The Tourism Recovery Taskforce, formed to mastermind a speedy return to growth in inbound tourism from Ireland‟s top four source markets, represents a new paradigm in collaboration between businesses and the state agencies. The Taskforce is supporting the development and implementation of strategies to deliver on growth targets for holiday visitors, is already shaping the future. A major revamp of marketing in Britain, Ireland‟s No. 1 source market which had collapsed in recent years, is a top priority based on new insights and analysis.
In addition, new Marketing Partnership Groups have been set up for each of the top source markets to facilitate greater engagement with the industry and market based distributors in shaping the marketing strategies and delivering effective campaigns.
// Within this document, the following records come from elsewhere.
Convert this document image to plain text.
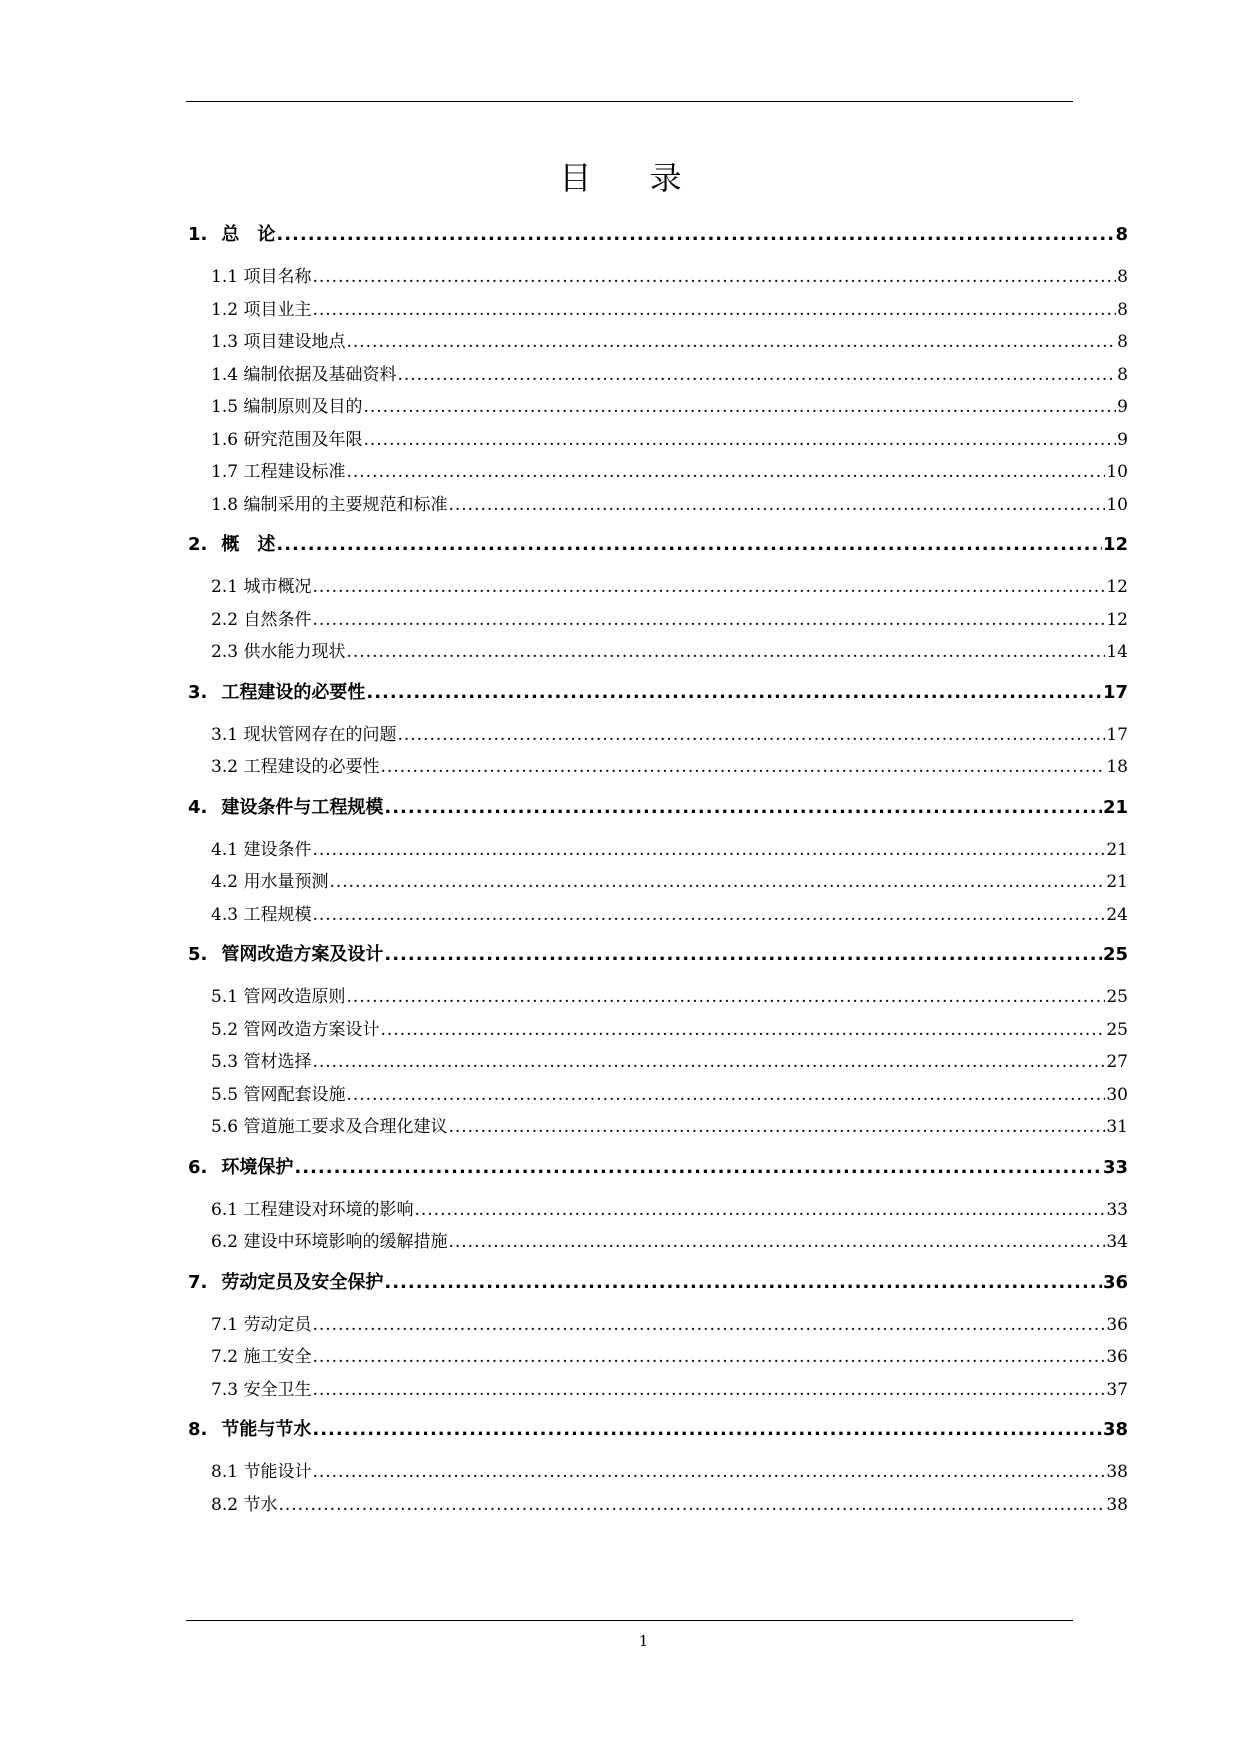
目 录
1. 总　论 .....	8
1.1 项目名称 .....	8
1.2 项目业主 .....	8
1.3 项目建设地点 .....	8
1.4 编制依据及基础资料 .....	8
1.5 编制原则及目的 .....	9
1.6 研究范围及年限 .....	9
1.7 工程建设标准 .....	10
1.8 编制采用的主要规范和标准 .....	10
2. 概　述 .....	12
2.1 城市概况 .....	12
2.2 自然条件 .....	12
2.3 供水能力现状 .....	14
3. 工程建设的必要性 .....	17
3.1 现状管网存在的问题 .....	17
3.2 工程建设的必要性 .....	18
4. 建设条件与工程规模 .....	21
4.1 建设条件 .....	21
4.2 用水量预测 .....	21
4.3 工程规模 .....	24
5. 管网改造方案及设计 .....	25
5.1 管网改造原则 .....	25
5.2 管网改造方案设计 .....	25
5.3 管材选择 .....	27
5.5 管网配套设施 .....	30
5.6 管道施工要求及合理化建议 .....	31
6. 环境保护 .....	33
6.1 工程建设对环境的影响 .....	33
6.2 建设中环境影响的缓解措施 .....	34
7. 劳动定员及安全保护 .....	36
7.1 劳动定员 .....	36
7.2 施工安全 .....	36
7.3 安全卫生 .....	37
8. 节能与节水 .....	38
8.1 节能设计 .....	38
8.2 节水 .....	38
1
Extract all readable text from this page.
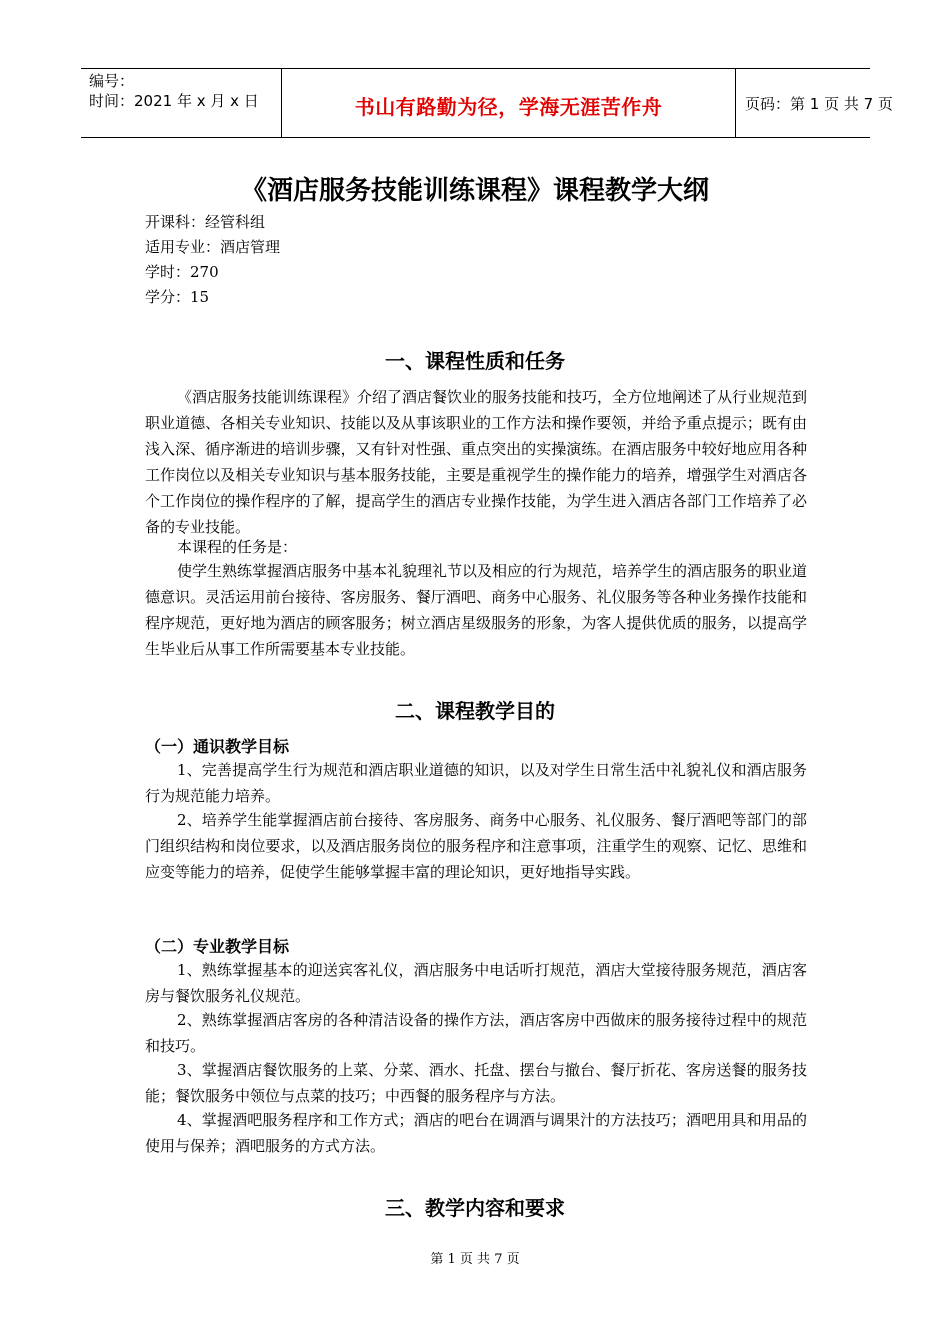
编号：
时间：2021 年 x 月 x 日	书山有路勤为径，学海无涯苦作舟	页码：第 1 页 共 7 页
《酒店服务技能训练课程》课程教学大纲
开课科：经管科组
适用专业：酒店管理
学时：270
学分：15
一、课程性质和任务

《酒店服务技能训练课程》介绍了酒店餐饮业的服务技能和技巧，全方位地阐述了从行业规范到职业道德、各相关专业知识、技能以及从事该职业的工作方法和操作要领，并给予重点提示；既有由浅入深、循序渐进的培训步骤，又有针对性强、重点突出的实操演练。在酒店服务中较好地应用各种工作岗位以及相关专业知识与基本服务技能，主要是重视学生的操作能力的培养，增强学生对酒店各个工作岗位的操作程序的了解，提高学生的酒店专业操作技能，为学生进入酒店各部门工作培养了必备的专业技能。

本课程的任务是：

使学生熟练掌握酒店服务中基本礼貌理礼节以及相应的行为规范，培养学生的酒店服务的职业道德意识。灵活运用前台接待、客房服务、餐厅酒吧、商务中心服务、礼仪服务等各种业务操作技能和程序规范，更好地为酒店的顾客服务；树立酒店星级服务的形象，为客人提供优质的服务，以提高学生毕业后从事工作所需要基本专业技能。

二、课程教学目的
（一）通识教学目标

1、完善提高学生行为规范和酒店职业道德的知识，以及对学生日常生活中礼貌礼仪和酒店服务行为规范能力培养。

2、培养学生能掌握酒店前台接待、客房服务、商务中心服务、礼仪服务、餐厅酒吧等部门的部门组织结构和岗位要求，以及酒店服务岗位的服务程序和注意事项，注重学生的观察、记忆、思维和应变等能力的培养，促使学生能够掌握丰富的理论知识，更好地指导实践。

（二）专业教学目标

1、熟练掌握基本的迎送宾客礼仪，酒店服务中电话听打规范，酒店大堂接待服务规范，酒店客房与餐饮服务礼仪规范。

2、熟练掌握酒店客房的各种清洁设备的操作方法，酒店客房中西做床的服务接待过程中的规范和技巧。

3、掌握酒店餐饮服务的上菜、分菜、酒水、托盘、摆台与撤台、餐厅折花、客房送餐的服务技能；餐饮服务中领位与点菜的技巧；中西餐的服务程序与方法。

4、掌握酒吧服务程序和工作方式；酒店的吧台在调酒与调果汁的方法技巧；酒吧用具和用品的使用与保养；酒吧服务的方式方法。

三、教学内容和要求
第 1 页 共 7 页
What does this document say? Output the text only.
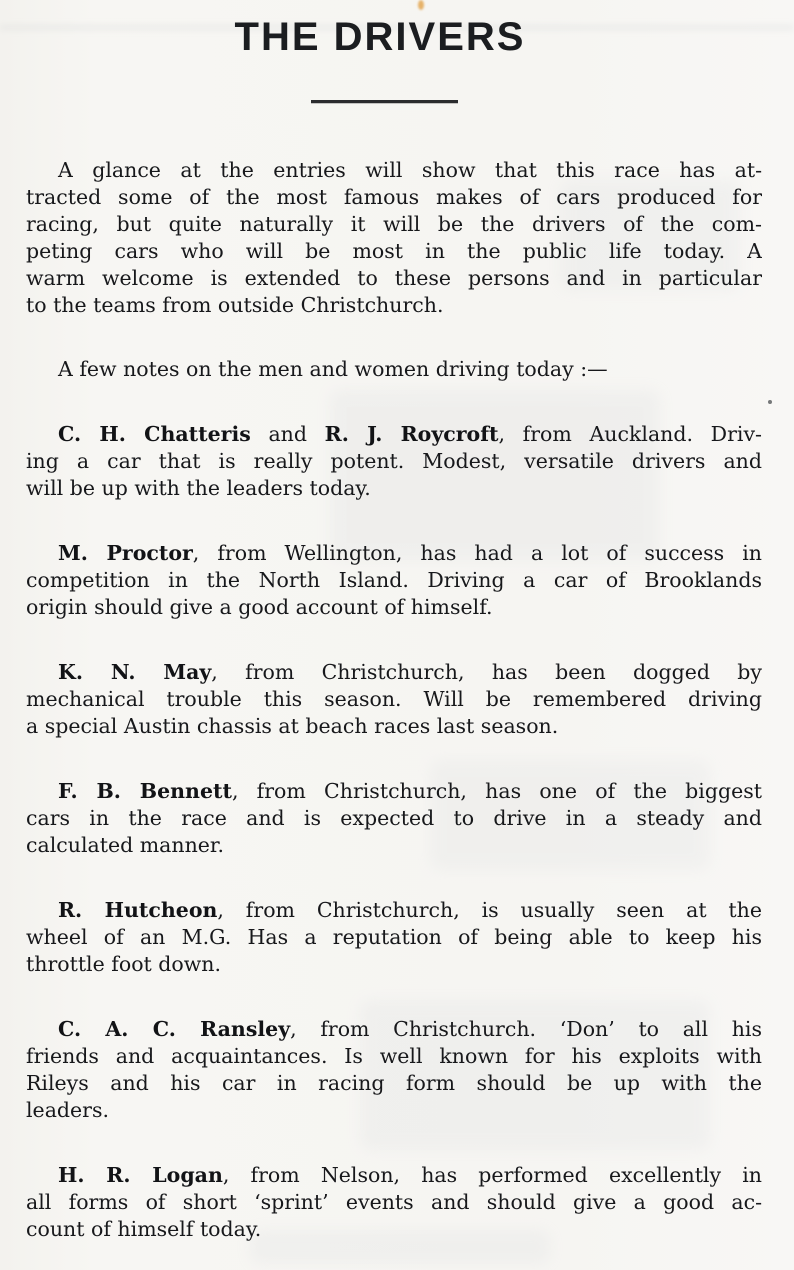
THE DRIVERS
A glance at the entries will show that this race has at-
tracted some of the most famous makes of cars produced for
racing, but quite naturally it will be the drivers of the com-
peting cars who will be most in the public life today. A
warm welcome is extended to these persons and in particular
to the teams from outside Christchurch.
A few notes on the men and women driving today :—
C. H. Chatteris and R. J. Roycroft, from Auckland. Driv-
ing a car that is really potent. Modest, versatile drivers and
will be up with the leaders today.
M. Proctor, from Wellington, has had a lot of success in
competition in the North Island. Driving a car of Brooklands
origin should give a good account of himself.
K. N. May, from Christchurch, has been dogged by
mechanical trouble this season. Will be remembered driving
a special Austin chassis at beach races last season.
F. B. Bennett, from Christchurch, has one of the biggest
cars in the race and is expected to drive in a steady and
calculated manner.
R. Hutcheon, from Christchurch, is usually seen at the
wheel of an M.G. Has a reputation of being able to keep his
throttle foot down.
C. A. C. Ransley, from Christchurch. ‘Don’ to all his
friends and acquaintances. Is well known for his exploits with
Rileys and his car in racing form should be up with the
leaders.
H. R. Logan, from Nelson, has performed excellently in
all forms of short ‘sprint’ events and should give a good ac-
count of himself today.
Over the past 12 months ITIC has produced a series of reports aimed at assisting businesses to better position themselves to capitalise on opportunities. These included: New Emerging Markets – Which Ones Are Real? – an assessment of the opportunities for travel from the new economies in Asia and Latin America. New Directions for Tourism in the West concluded that greater innovation is urgently needed to meet the changing needs of today‟s visitors in order to reverse the trend of decreasing numbers of overseas holidaymakers to the western seaboard. The report points to the need to highlight the range of adventure and activity holidays on offer together with „dialling up‟ the appeals of the west in more focused marketing campaigns.